Die amerikanische Gesundheitspolitik erlebt derzeit eine Kehrtwende: Unter dem Einfluss von Gesundheitsminister Robert F. Kennedy jr. kippen immer mehr Bundesstaaten die jahrzehntelange Praxis der Trinkwasserfluoridierung. Florida und Utah haben Fluorid bereits vollständig aus dem öffentlichen Wasserversorgungssystem verbannt – weitere republikanisch geführte Bundesstaaten wie Oklahoma prüfen ähnliche Schritte. Damit könnte der Anteil fluoridierten Trinkwassers in den USA, der bislang bei rund 75 Prozent lag, deutlich zurückgehen.
Kennedy, der schon lange zu den prominenten Kritikern von Fluorid zählt, bezeichnete das Verbot in Utah als „bahnbrechenden Schritt“ und forderte andere Staaten auf, diesem Beispiel zu folgen. Wissenschaftlich bezieht er sich auf Studien vor allem aus China, die auf einen möglichen Zusammenhang zwischen hohem Fluoridgehalt im Grundwasser und neurokognitiven Entwicklungsstörungen bei Kindern hinweisen. Fachleute warnen allerdings, dass diese Studien methodische Schwächen aufweisen und nicht auf die deutlich niedrigeren Fluoridmengen in den USA übertragbar seien.
Zahnärzte warnen: Fluorid-Politik gefährdet Zahngesundheit armer Kinder
Die Zahnärzteschaft der USA schlägt Alarm. Die American Dental Association (ADA) und andere Fachverbände befürchten laut einem Bericht von Politico, dass ein weitreichender Verzicht auf Fluorid im Trinkwasser zu einem deutlichen Anstieg von Karies, insbesondere bei sozial benachteiligten Gruppen, führen könnte. „Ohne fluoridiertes Wasser sind viele Menschen bereits im Nachteil – besonders Kinder aus einkommensschwachen Familien“, warnt ADA-Präsident Brett Kessler gegenüber dem amerikanischen Nachrichtenportal. Der Rückzug von der Trinkwasserfluoridierung sei „ein Rückschritt für die öffentliche Gesundheit“.
Tatsächlich gilt die Fluoridierung von Trinkwasser in den USA als eine der bedeutendsten Maßnahmen zur Krankheitsprävention im 20. Jahrhundert, behaupten amerikanische Gesundheitsbeamte.

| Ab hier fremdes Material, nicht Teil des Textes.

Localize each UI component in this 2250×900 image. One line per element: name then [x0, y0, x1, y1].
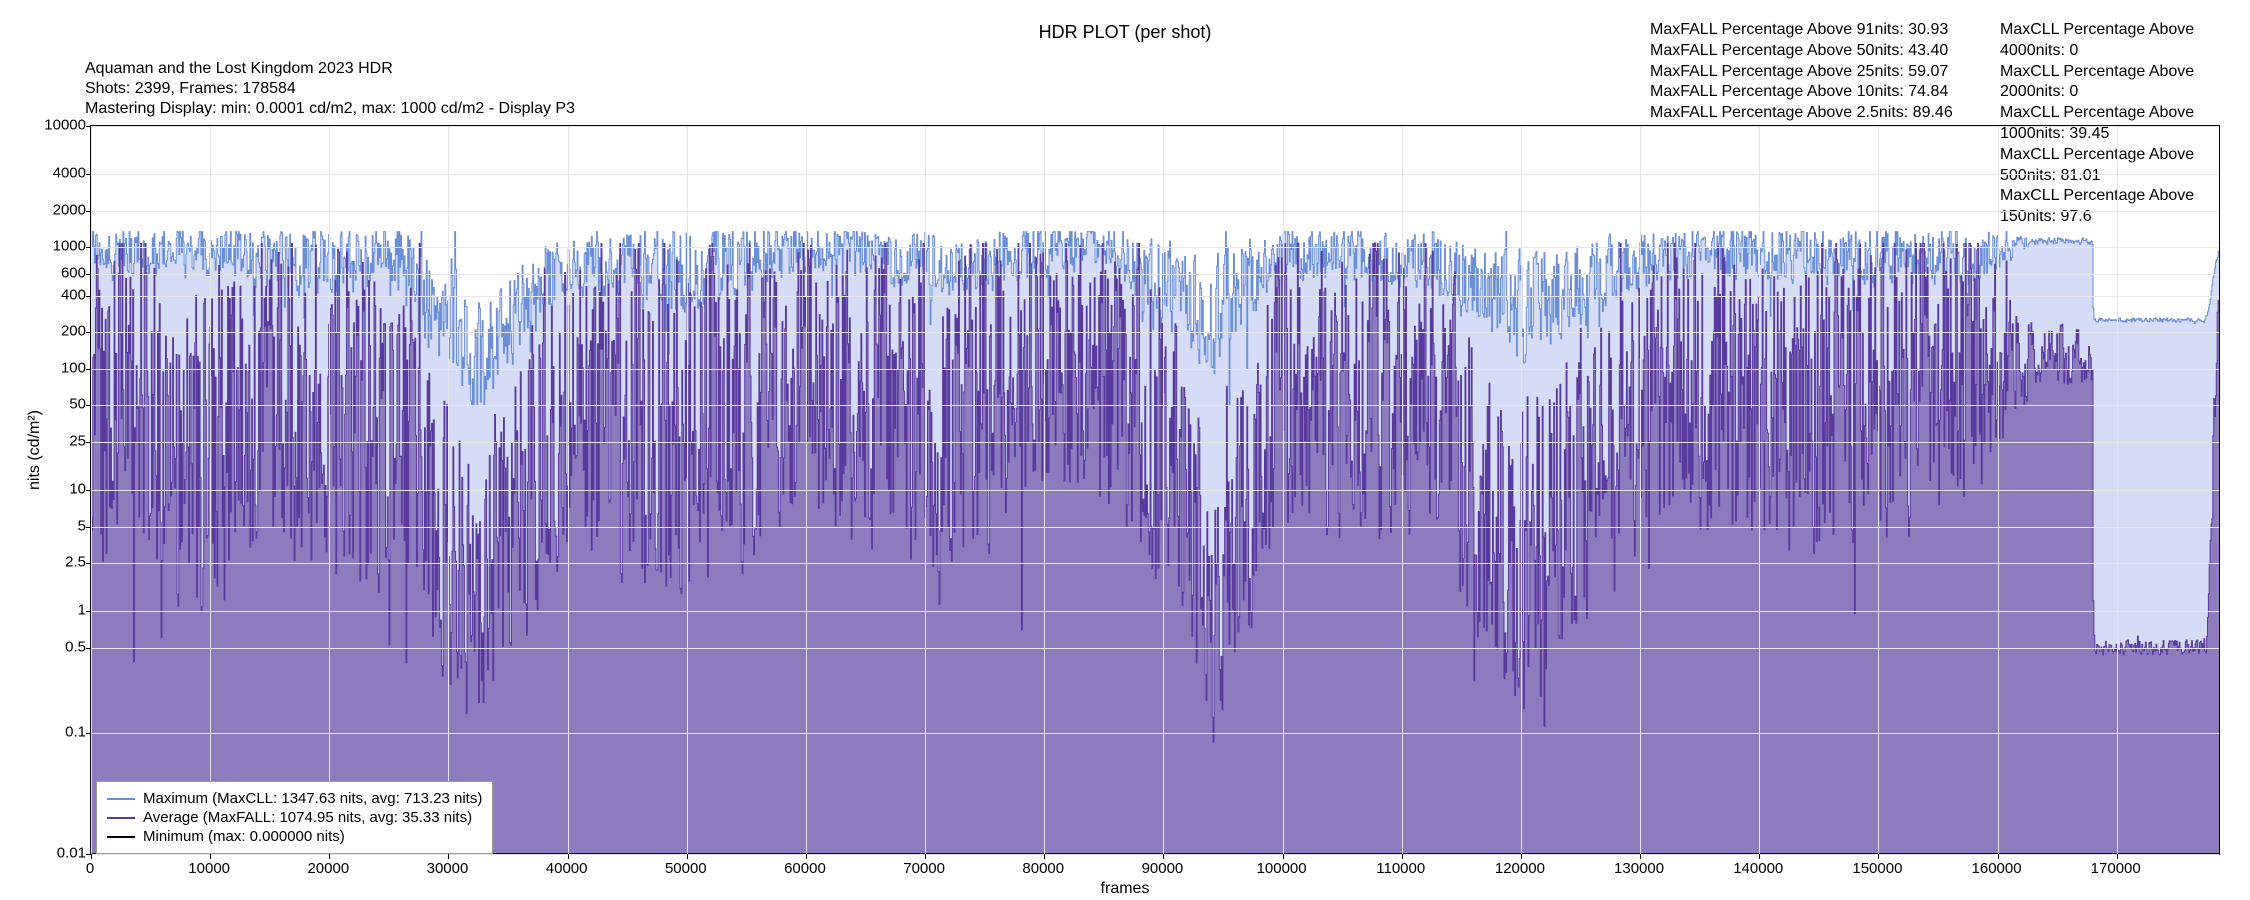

Die Centers for Disease Control and Prevention (CDC) führen sie in ihrer Liste der zehn größten Public-Health-Erfolge. Demnach kann Fluorid Karies bei Kindern um bis zu 70 Prozent und Zahnverlust bei Erwachsenen um bis zu 60 Prozent senken.
Fluorid aus der Tube? Zahnärzte sehen vulnerable Gruppen im Nachteil
Kennedy hält dagegen, dass die positiven Effekte längst auch mit Zahnpasta oder Mundspülungen erzielt werden könnten – eine Argumentation, die Zahnärzte jedoch nur eingeschränkt teilen. Denn gerade für vulnerable Bevölkerungsgruppen sei der Zugang zu fluoridierten Produkten nicht selbstverständlich.

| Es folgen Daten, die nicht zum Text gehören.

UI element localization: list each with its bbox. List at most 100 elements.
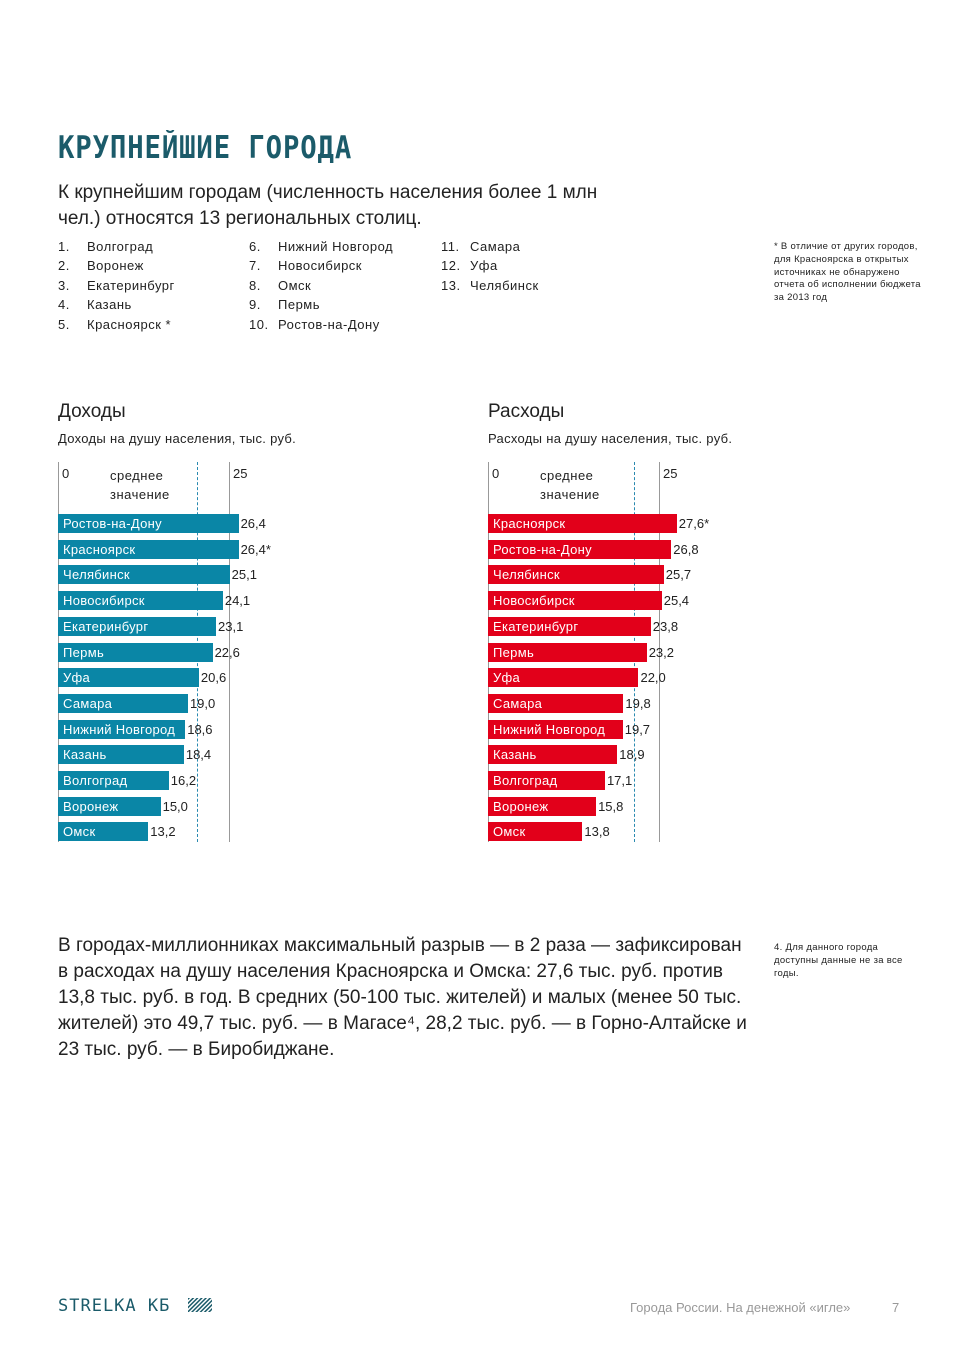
bar-value-label: 22,6 — [214, 644, 240, 660]
chart-title-income: Доходы — [58, 401, 126, 422]
bar: Екатеринбург — [488, 616, 651, 636]
bar-value-label: 17,1 — [606, 773, 633, 788]
tick-label-25: 25 — [663, 466, 678, 481]
item-label: Ростов-на-Дону — [278, 316, 380, 332]
list-item: 6. Нижний Новгород — [249, 237, 393, 256]
gridline-25 — [659, 462, 660, 842]
bar-category-label: Челябинск — [63, 567, 130, 583]
tick-label-0: 0 — [492, 466, 500, 481]
item-label: Омск — [278, 277, 312, 293]
bar: Нижний Новгород — [488, 719, 623, 739]
bar-category-label: Воронеж — [493, 798, 549, 814]
list-item: 11. Самара — [441, 237, 539, 256]
bar-value-label: 24,1 — [224, 593, 251, 609]
bar-value-label: 19,8 — [625, 695, 651, 711]
item-label: Самара — [470, 239, 521, 254]
item-label: Екатеринбург — [87, 277, 175, 293]
footer-title: Города России. На денежной «игле» — [630, 1300, 851, 1315]
bar: Воронеж — [58, 796, 161, 816]
bar: Пермь — [58, 642, 213, 662]
item-label: Челябинск — [470, 277, 539, 293]
bar-value-label: 13,8 — [584, 824, 610, 840]
tick-label-25: 25 — [233, 466, 248, 481]
bar-category-label: Казань — [63, 747, 107, 763]
bar: Красноярск — [488, 514, 677, 533]
bar-category-label: Пермь — [493, 644, 535, 660]
chart-title-expenses: Расходы — [488, 401, 565, 422]
bar-category-label: Омск — [63, 824, 96, 840]
bar: Омск — [488, 822, 583, 842]
bar-category-label: Новосибирск — [63, 593, 145, 609]
bar-value-label: 26,4 — [240, 516, 266, 531]
item-number: 10. — [249, 316, 269, 332]
bar-value-label: 15,8 — [598, 798, 624, 814]
income-chart: 0 25 среднее значение Ростов-на-Дону 26,4 Кра… — [58, 462, 478, 852]
bar-value-label: 19,7 — [624, 721, 651, 737]
gridline-25 — [229, 462, 230, 842]
bar-value-label: 18,4 — [185, 747, 212, 763]
city-list-column: 1. Волгоград 2. Воронеж 3. Екатеринбург 4. Каза… — [58, 237, 175, 334]
hatch-logo-icon — [187, 1298, 212, 1312]
list-item: 8. Омск — [249, 276, 393, 295]
bar: Волгоград — [488, 771, 605, 790]
bar: Казань — [488, 745, 618, 765]
bar-value-label: 18,9 — [619, 747, 645, 763]
bar: Воронеж — [488, 796, 597, 816]
bar-category-label: Ростов-на-Дону — [493, 541, 592, 557]
bar: Пермь — [488, 642, 647, 662]
average-label: среднее значение — [540, 468, 600, 502]
item-number: 11. — [441, 239, 460, 254]
bar: Уфа — [488, 668, 639, 688]
logo-text: STRELKA КБ — [58, 1296, 171, 1316]
item-number: 5. — [58, 316, 70, 332]
list-item: 4. Казань — [58, 295, 175, 314]
item-number: 6. — [249, 239, 261, 254]
bar: Челябинск — [488, 565, 664, 585]
bar-value-label: 23,8 — [652, 618, 679, 634]
bar: Самара — [58, 693, 188, 713]
bar-category-label: Волгоград — [493, 773, 558, 788]
page-number: 7 — [892, 1300, 900, 1315]
bar: Ростов-на-Дону — [488, 539, 672, 559]
city-list-column: 6. Нижний Новгород 7. Новосибирск 8. Омск 9. Пе… — [249, 237, 393, 334]
item-number: 4. — [58, 297, 70, 313]
bar-category-label: Екатеринбург — [493, 618, 579, 634]
bar-category-label: Воронеж — [63, 798, 119, 814]
bar-category-label: Казань — [493, 747, 537, 763]
bar-category-label: Уфа — [493, 670, 521, 686]
bar-category-label: Пермь — [63, 644, 105, 660]
bar-category-label: Челябинск — [493, 567, 560, 583]
chart-subtitle-expenses: Расходы на душу населения, тыс. руб. — [488, 431, 733, 446]
expenses-chart: 0 25 среднее значение Красноярск 27,6* Ростов… — [488, 462, 908, 852]
bar-category-label: Нижний Новгород — [493, 721, 606, 737]
bar-category-label: Самара — [493, 695, 543, 711]
bar-value-label: 27,6* — [678, 516, 710, 531]
bar-value-label: 22,0 — [640, 670, 666, 686]
item-number: 1. — [58, 239, 70, 254]
page-title: КРУПНЕЙШИЕ ГОРОДА — [58, 130, 353, 166]
summary-paragraph: В городах-миллионниках максимальный разр… — [58, 935, 747, 1060]
bar: Новосибирск — [58, 591, 223, 611]
bar-category-label: Новосибирск — [493, 593, 575, 609]
list-item: 1. Волгоград — [58, 237, 175, 256]
item-number: 2. — [58, 258, 70, 274]
bar-value-label: 23,1 — [218, 618, 244, 634]
item-label: Новосибирск — [278, 258, 362, 274]
bar: Омск — [58, 822, 149, 842]
list-item: 13. Челябинск — [441, 276, 539, 295]
item-label: Волгоград — [87, 239, 154, 254]
bar: Челябинск — [58, 565, 230, 585]
item-label: Красноярск * — [87, 316, 172, 332]
city-list-column: 11. Самара 12. Уфа 13. Челябинск — [441, 237, 539, 295]
item-number: 9. — [249, 297, 261, 313]
bar-value-label: 18,6 — [187, 721, 213, 737]
average-label: среднее значение — [110, 468, 170, 502]
bar-category-label: Уфа — [63, 670, 91, 686]
footnote-4: 4. Для данного города доступны данные не… — [774, 942, 903, 979]
item-number: 13. — [441, 277, 461, 293]
bar-value-label: 25,4 — [663, 593, 690, 609]
bar-category-label: Омск — [493, 824, 526, 840]
bar-category-label: Нижний Новгород — [63, 721, 176, 737]
bar-value-label: 16,2 — [170, 773, 197, 788]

Zwar hat Kennedy die bestehende CDC-Empfehlung zur Fluoridierung bislang nicht offiziell aufgehoben, jedoch eine Neubewertung durch eine unabhängige Expertenkommission in Auftrag gegeben. Parallel plant die Arzneimittelbehörde FDA ein mögliches Verbot von fluoridhaltigen Tabletten und Tropfen für Kinder – ein deutliches Signal, dass Kennedys Haltung bereits Einfluss auf weitere Behörden hat.
Die Auswirkungen dieser politischen Neuausrichtung auf die Zahngesundheit der Bevölkerung werden sich erst in den kommenden Jahren zeigen. Während die einen eine Karieswelle befürchten, setzen andere auf eine „natürlichere“ Wasserqualität ohne chemische Zusätze. Klar ist: Die Fluorid-Debatte spaltet das Land – entlang wissenschaftlicher, ideologischer und zunehmend auch parteipolitischer Linien.